Misuse Of EHRs Blamed For Deaths
By Katie Wike, contributing writer
Deaths at a VA hospital have been attributed to poor use of the EHR system by hospital staff
AirForceTimes reported last month, “Three more patients have died in a Veterans Affairs Medical Center as a result of negligence - the latest in a series of preventable deaths that have occurred at VA facilities nationwide. An internal VA investigation ... found that three patients died last year after receiving inadequate or improper care at the Memphis VA Medical Center emergency room, including one who had a fatal reaction to a medication that he was known to be allergic to.”
The three deaths at the Memphis VA Medical Center led to an investigation by the Department of Veterans Affairs Office of Inspector General (OIG) that concludes, “We substantiated that a patient was administered a medication in spite of a documented drug allergy, and had a fatal reaction.
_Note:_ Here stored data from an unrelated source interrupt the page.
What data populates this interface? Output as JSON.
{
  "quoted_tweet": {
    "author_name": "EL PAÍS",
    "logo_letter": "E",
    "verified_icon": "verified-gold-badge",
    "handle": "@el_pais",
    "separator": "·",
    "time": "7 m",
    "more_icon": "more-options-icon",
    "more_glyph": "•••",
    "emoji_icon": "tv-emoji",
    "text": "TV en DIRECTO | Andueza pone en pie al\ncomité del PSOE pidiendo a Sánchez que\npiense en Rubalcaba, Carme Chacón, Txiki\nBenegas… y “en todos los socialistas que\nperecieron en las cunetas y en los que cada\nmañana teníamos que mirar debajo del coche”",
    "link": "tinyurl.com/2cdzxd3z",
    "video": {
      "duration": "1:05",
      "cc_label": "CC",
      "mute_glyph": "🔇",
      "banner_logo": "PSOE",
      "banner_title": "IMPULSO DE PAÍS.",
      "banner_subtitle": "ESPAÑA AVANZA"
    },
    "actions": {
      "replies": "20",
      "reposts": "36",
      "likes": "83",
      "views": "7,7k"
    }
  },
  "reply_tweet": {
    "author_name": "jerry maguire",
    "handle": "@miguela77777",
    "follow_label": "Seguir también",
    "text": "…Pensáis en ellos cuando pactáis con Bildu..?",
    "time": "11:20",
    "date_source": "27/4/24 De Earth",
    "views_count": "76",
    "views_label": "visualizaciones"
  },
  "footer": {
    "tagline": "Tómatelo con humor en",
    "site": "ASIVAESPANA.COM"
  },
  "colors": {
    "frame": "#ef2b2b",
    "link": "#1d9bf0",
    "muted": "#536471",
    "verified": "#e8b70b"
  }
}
Another patient was found unresponsive after being administered multiple sedating medications. A third patient had a critically high blood pressure that was not managed aggressively, and experienced bleeding in the brain approximately five hours after presenting to the ED.
“We found that the facility took actions as required by VHA in response to the unexpected patient deaths, but noted that implementation of action plans developed through RCAs was delayed and incomplete. We found inadequate monitoring capabilities for patients in some ED rooms, an issue identified during our site visit last year. We also found that nursing ED-specific competency assessments had not been completed.”
Government Health IT interprets the OIG report, writing the deaths “could probably have been prevented with better communication, documentation, and layout design” and the OIG “largely substantiated the claims, finding physicians missing nurse notes and EHR alerts, and a poor ED design leaving some patients only partly monitored.”
“One patient came to the ER complaining of back and neck pain and confirmed an aspirin allergy with a nurse upon arrival, but the physician reviewing the patient three hours later hand-wrote on paper an order for the aspirin-containing anti-inflammatory drug ketorolac, missing an alert that would have noted a contraindication and bypassing the medical center’s policy of digital documentation,” the report stated.
Another patient came in complaining of back pain and the EHR alert that could have saved her life either never went off or was ignored. S/he slipped into a coma after receiving a combination of narcotics, tranquilizers and sedatives and died 13 days later.
Nurses using the EHR record were not properly checking previous notes either; one patient was documented as confused and disoriented and then later categorized as alert by another nurse.
Another problem was the layout and design of the emergency department. “We found that the physical layout of the ED does not allow for adequate monitoring of all patients,” wrote the OIG’s team leader on the Memphis report, Karen McGoff-Yost. “Since there is no central monitoring system for some rooms, alarms from monitoring equipment in these rooms might not be heard.”